Jews of Brooklyn, edited by Ilana Abramovitch and Seán Galvin. Hanover, NH: University Press of New England (Brandeis University Press), 2002. 354 pp. $39.95. ISBN 1-58465-003-6.

From the first documented settlement of Jews in Brooklyn in the 1830s to the present day, Jewish presence has been key to the development of the borough. In this book over 40 historians, folklorists, museum curators, musicians, and ordinary Brooklyn Jews present a record of this cultural heritage.

The Jews of New Jersey: A Pictorial History, by Patricia M. Ard and Michael Aaron Rockland. New Brunswick, NJ: Rutgers University Press, 2002. 148 pp. $29.00. ISBN 0-8135-3012-1.

Jews have called New Jersey home since the late seventeenth century, and they currently make up almost six percent of the state's residents. This book focuses on representative Jewish communities throughout the state, paying particular attention to ordinary people.

Ancient World and Archaeology

The Biblical Engineer: How the Temple in Jerusalem Was Built, by Max Schwartz. Hoboken, NJ: Ktav, 2002. $29.50 (c); $17.95 (p). ISBN 0-88125-711-7 (c); 0-88125-710-9 (p).

The Second Temple was built by returning exiles from Babylon, expanded to glory by Herod, and destroyed by the Romans. Max Schwartz, using both classical and biblical sources and including illustrations, maps, floor plans, and diagrams, surveys the state of architectural and engineering technology during this time period.

Holiness: Rabbinic Judaism and the Graeco-Roman World, by Hannah K. Harrington. New York: Routledge, 2001. 242 pp. $85.00. ISBN 0-415-14987-8.

The author places holiness in the context of rabbinic Judaism and in contrast to other notions of the sacred in the Graeco-Roman world.

Israel in the Biblical Period: Institutions: Festivals, Ceremonies, Rituals, by J. Alberto Soggin. Edinburgh: T&T Clark, 2001. 209 pp. $24.95. ISBN 0-567-08811-1.

J. Alberto Soggin gives an account of the features of Israelite and Jewish religion in the biblical period. He includes accounts of the three salient features of Israelite religion: the Jerusalem temple and its worship, the covenant, and sacrifices. He discusses the main festivals, the new moon, the sabbatical year and the jubilee, and the calendar. The book ends with an account of changes brought about after the exile and the development of Middle Judaism, and the collapse of the old Israelite system of worship after the destruction of Jerusalem in 70 C.E.

Iudaea -- Palaestina: The Pagan Cults in Roman Palestine (Second to Fourth Century), by Nicole Belayche. Tuubingen: Mohr Siebeck, 2001. 386 pp. Euro 89. ISBN 3-16-147153-9.

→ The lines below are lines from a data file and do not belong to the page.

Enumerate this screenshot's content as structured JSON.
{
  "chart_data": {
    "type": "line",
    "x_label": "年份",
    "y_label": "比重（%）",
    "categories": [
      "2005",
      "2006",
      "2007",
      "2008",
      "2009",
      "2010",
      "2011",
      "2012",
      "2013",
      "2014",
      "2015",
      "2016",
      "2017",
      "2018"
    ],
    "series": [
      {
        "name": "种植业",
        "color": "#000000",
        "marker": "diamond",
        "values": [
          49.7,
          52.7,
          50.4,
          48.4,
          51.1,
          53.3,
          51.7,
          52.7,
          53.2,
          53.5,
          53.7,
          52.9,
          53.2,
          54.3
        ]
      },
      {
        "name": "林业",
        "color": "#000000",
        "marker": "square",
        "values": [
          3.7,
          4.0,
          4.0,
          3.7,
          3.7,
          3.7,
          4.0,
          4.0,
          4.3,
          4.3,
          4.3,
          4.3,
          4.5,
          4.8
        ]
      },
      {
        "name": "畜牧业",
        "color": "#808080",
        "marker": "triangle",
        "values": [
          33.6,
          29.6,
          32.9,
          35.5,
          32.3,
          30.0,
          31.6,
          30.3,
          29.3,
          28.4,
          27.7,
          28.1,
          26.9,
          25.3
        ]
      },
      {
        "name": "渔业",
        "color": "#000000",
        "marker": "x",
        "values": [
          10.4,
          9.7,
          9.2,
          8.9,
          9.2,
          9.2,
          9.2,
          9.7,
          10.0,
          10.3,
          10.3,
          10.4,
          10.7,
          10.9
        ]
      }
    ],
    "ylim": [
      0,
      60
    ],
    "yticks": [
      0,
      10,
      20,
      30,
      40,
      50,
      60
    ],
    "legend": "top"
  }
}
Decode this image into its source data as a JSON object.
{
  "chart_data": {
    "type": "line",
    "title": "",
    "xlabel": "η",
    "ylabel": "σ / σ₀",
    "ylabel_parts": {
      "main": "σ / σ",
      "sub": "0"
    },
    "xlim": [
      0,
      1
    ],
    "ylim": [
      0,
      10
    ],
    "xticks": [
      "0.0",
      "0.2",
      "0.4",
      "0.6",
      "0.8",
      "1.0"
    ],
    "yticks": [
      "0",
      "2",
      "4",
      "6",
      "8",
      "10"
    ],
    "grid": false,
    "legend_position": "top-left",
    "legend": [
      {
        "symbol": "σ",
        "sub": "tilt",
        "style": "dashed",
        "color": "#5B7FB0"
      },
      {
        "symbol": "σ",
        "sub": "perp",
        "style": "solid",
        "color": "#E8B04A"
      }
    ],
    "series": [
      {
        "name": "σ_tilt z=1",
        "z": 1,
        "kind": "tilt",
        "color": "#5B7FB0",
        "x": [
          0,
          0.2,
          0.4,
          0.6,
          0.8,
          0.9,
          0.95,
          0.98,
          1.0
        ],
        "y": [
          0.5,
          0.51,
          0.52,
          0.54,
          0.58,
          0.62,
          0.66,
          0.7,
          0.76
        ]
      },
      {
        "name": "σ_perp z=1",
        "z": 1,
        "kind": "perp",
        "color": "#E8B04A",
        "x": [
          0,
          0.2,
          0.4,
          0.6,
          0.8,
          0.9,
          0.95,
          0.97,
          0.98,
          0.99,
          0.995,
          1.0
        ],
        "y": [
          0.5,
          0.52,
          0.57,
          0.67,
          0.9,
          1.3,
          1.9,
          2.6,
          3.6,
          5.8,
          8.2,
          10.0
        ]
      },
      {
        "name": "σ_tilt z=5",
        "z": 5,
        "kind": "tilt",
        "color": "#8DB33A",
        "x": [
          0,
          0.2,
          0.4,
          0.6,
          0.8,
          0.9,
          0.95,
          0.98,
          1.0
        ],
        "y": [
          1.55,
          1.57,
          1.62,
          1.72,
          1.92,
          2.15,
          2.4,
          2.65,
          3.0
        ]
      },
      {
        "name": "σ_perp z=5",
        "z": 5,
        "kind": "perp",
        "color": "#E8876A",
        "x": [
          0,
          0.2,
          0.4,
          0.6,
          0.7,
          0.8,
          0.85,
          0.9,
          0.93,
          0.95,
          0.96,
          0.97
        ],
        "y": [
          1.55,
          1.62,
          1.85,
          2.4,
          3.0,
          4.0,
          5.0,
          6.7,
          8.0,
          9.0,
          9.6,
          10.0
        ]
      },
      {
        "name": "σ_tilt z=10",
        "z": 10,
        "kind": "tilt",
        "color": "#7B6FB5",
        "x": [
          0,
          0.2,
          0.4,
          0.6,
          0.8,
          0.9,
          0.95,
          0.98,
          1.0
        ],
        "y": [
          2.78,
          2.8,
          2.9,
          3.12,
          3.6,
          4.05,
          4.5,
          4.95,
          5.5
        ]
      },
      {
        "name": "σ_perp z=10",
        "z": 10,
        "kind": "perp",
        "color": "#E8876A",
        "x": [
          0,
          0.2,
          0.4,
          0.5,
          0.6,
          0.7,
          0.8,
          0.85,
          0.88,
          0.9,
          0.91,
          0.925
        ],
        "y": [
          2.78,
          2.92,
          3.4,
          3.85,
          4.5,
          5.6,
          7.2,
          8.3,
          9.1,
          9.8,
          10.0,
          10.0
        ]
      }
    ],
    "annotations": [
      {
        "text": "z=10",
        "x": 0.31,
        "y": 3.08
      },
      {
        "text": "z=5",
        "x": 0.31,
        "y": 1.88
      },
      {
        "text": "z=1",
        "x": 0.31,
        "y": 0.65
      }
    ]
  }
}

Pagan Palestine differed little from the rest of the Roman world in being a religious mix. Nicole Belayche examines the pagan part (quantitatively the majority) of the Palestinian population city by city between 135 and the fourth century and finds that the collection of gods is varied and proves the adherence of the province to the main religious trends of the imperial Greco-eastem ensemble. Belayche also discusses the pagan religious life in relationship to the Jewish population.